At present, there is found complete silence in this regard but still there are present many questions that are in need of satisfactory answers. After the scandal came into surface, a list of shareholders and alleged criminals were given to the chief of Central bank, Abdul Qadir Fitrat, but it was never provided to the media or made public and till now, it is not sure if appropriate action has been taken against all the criminals or not.

In the same way, the economic experts criticize and suspect the bail-out package of 870 million dollars by the central bank as such huge amount of money was not needed. It is regarded as a step to save all the culprits and settle down their old accounts.

Later on, the governor of Central bank fled to America with an excuse of danger to his life and left behind all these questions unanswered.

In this whole scam of illegal loans, more than 900 million dollars of account-holders were plundered and till now, only 10%  this money has been recovered and there are no signs that there would be any visible progress in this regard in future.

The whole scandal shows the weakness and lack of proper and strong banking practices as some limited number of people were busy in misusing the public money but the whole mechanism was not able to detect this and take necessary corrective measures.

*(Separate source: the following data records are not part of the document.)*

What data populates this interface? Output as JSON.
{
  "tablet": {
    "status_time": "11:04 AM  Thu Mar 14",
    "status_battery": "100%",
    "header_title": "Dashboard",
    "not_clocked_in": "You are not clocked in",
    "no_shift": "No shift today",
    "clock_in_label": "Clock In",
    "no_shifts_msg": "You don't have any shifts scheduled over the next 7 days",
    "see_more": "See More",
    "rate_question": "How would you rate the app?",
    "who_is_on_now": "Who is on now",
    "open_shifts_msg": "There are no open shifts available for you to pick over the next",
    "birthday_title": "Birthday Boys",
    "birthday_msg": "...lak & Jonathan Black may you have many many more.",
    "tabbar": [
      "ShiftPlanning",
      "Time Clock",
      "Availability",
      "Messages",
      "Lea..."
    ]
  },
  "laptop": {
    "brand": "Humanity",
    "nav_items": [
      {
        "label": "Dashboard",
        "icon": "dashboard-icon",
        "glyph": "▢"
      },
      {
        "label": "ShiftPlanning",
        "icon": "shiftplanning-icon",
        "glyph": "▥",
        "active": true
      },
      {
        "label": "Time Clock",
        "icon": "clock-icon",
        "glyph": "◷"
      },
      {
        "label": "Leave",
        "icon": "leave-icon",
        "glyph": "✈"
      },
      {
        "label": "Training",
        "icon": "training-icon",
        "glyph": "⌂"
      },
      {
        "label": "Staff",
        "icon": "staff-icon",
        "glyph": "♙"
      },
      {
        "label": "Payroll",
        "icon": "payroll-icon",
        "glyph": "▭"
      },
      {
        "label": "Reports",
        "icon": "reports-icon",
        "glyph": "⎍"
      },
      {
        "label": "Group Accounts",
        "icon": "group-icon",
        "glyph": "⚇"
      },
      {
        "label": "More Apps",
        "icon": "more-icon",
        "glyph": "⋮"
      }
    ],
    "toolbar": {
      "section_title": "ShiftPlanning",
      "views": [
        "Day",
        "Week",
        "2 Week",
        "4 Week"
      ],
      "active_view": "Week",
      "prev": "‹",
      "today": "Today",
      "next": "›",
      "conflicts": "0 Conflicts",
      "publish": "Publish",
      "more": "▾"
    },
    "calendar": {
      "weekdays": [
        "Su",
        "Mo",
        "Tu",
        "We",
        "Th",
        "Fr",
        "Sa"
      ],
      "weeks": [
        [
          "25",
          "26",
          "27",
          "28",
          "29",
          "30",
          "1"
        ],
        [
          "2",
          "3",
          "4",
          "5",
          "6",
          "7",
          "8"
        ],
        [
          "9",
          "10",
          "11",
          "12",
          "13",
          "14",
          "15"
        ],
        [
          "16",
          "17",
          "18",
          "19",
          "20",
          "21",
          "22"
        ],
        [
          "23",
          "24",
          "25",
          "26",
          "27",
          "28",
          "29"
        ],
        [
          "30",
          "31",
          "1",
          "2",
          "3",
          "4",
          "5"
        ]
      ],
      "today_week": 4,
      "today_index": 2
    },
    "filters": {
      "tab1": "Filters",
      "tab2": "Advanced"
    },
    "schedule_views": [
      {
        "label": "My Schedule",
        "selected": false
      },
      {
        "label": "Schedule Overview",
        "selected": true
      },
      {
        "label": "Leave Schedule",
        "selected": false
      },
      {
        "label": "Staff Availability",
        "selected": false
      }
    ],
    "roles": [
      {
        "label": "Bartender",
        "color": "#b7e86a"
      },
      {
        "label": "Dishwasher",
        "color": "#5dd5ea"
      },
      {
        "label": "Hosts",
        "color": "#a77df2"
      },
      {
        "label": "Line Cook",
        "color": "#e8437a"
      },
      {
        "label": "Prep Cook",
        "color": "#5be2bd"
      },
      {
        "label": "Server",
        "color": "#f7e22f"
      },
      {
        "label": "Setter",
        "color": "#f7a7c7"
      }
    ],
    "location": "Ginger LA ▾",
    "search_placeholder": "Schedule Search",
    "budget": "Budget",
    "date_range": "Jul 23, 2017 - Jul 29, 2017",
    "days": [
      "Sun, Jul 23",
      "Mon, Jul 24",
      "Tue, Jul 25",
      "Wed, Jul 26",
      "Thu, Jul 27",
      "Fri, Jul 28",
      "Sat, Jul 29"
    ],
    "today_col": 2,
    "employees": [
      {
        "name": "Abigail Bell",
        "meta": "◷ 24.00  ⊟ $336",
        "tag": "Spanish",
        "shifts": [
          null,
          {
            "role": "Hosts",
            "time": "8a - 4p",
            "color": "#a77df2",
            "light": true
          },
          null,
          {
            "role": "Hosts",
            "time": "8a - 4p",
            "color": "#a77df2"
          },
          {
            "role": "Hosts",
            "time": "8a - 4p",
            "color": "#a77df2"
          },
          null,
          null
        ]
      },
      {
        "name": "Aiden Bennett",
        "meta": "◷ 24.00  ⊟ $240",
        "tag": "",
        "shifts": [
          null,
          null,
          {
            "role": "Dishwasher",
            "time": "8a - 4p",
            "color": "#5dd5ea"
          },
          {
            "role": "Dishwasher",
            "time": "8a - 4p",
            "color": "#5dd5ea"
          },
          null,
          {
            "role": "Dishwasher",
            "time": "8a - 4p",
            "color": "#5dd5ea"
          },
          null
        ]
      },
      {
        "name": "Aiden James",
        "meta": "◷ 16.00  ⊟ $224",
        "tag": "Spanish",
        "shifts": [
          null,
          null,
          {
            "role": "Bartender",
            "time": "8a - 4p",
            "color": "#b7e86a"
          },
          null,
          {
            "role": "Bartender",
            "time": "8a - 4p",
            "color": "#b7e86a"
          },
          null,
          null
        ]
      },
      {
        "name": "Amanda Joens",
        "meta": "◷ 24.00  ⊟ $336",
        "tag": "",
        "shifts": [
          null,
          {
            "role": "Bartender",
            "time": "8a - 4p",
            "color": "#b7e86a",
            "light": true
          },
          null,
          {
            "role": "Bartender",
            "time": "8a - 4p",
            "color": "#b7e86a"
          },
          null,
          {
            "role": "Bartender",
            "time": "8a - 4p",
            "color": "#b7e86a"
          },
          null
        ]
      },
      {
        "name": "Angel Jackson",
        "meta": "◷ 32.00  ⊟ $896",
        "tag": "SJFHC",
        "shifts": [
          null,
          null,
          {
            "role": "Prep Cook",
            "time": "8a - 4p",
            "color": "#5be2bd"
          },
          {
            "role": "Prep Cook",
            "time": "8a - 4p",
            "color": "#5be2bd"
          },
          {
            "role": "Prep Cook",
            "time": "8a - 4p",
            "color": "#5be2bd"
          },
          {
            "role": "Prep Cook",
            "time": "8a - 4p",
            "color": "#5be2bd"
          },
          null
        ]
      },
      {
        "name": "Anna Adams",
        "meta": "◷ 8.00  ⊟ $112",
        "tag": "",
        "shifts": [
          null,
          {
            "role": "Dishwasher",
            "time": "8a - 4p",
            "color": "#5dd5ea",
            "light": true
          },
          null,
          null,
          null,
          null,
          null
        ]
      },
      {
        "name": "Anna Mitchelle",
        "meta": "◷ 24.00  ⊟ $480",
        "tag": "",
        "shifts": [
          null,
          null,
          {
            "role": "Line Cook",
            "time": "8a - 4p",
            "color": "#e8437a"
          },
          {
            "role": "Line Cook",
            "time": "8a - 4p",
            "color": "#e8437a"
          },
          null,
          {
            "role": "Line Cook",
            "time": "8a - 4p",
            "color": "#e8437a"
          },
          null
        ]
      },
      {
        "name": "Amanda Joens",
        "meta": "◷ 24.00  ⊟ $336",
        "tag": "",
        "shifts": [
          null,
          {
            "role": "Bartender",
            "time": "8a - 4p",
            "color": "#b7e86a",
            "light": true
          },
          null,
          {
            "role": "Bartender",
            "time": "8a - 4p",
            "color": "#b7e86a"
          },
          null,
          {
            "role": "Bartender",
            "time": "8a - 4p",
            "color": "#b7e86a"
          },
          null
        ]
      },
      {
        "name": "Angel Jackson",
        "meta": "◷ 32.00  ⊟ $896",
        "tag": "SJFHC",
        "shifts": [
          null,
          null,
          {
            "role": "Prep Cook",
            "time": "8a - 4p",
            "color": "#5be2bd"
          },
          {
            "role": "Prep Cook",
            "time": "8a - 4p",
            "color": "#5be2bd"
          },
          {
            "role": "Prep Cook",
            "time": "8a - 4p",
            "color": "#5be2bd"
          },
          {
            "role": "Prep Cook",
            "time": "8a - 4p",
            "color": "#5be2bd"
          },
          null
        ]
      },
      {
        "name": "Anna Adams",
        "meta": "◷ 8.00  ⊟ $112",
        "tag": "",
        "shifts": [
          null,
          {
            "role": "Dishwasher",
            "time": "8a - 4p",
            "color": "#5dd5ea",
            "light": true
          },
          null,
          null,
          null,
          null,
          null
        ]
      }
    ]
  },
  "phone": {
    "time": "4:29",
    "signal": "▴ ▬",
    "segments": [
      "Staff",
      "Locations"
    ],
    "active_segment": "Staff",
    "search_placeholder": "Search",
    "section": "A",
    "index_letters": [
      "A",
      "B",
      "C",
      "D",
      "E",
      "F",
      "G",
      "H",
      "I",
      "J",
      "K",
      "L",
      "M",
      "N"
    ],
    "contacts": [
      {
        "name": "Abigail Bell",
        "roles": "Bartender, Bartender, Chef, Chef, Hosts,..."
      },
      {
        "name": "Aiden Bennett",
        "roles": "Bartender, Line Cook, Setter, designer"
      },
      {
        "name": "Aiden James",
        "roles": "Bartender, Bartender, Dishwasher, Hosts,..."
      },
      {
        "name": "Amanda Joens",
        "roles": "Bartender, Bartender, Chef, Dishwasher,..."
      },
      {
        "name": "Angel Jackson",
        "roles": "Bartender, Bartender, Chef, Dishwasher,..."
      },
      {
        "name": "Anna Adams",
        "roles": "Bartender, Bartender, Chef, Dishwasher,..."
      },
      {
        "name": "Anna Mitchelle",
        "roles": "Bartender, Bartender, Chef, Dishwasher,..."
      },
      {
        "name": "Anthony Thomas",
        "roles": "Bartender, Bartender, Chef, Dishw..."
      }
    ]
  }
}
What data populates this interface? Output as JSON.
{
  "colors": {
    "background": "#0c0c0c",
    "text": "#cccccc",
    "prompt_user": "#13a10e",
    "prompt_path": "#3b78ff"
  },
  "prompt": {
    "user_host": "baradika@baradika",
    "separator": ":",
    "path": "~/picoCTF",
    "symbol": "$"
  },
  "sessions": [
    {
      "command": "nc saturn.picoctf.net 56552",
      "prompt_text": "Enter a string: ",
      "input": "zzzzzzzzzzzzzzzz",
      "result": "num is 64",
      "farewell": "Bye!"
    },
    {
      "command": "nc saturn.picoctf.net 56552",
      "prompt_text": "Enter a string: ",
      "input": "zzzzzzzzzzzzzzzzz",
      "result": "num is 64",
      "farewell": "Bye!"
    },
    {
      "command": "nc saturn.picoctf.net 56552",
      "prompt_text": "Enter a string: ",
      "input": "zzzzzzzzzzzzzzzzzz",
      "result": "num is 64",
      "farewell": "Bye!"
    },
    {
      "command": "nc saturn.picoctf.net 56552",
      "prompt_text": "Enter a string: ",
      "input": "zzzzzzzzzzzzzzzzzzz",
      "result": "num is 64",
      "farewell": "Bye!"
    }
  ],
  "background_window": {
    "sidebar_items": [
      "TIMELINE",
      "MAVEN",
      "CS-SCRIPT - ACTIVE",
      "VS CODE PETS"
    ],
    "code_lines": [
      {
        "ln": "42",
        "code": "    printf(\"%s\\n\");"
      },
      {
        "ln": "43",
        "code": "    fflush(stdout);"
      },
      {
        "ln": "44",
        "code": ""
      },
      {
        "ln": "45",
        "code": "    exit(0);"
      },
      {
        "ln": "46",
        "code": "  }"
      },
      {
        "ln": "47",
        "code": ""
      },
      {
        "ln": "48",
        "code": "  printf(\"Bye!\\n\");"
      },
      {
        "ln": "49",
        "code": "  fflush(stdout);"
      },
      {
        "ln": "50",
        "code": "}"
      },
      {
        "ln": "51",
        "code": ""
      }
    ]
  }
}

In the same way, it also brings the negligence and incompetence of central bank that failed to probe the issue when it was pointed out by its audit department three years before the scandal broke out. In the same way, the suspicious role of the authorities of central bank makes us think about the banking practices when the top officials made a cartel to protect their benefits and misused the banking facilities.

It also shows the need of more transparent and controlled banking practices so that some of the top officials should not use the money of public for their interests. At the same time, it shows the need of proper legislation and law-making in this regard.

It is also necessary that banks should be kept free of political interference and influences. The role of government was also suspicious when all the alleged criminals were not brought into justice and some of them were saved from prosecution.

Role of media is also questioned in this regard as why it could not make public some of the illegal and suspicious practices that were in progress inside the bank. The hiring of a corrupt banker (Johnson), the reports of internal audit of bank and central bank in 2007 that had criticized the bank’s credit department either missed the attention of media or media was too much afraid of strong hands behind them.

Though this scandal finished but similar threats are found about the present private banks and concerned authorities need to be more vigilant not to let the history repeat itself.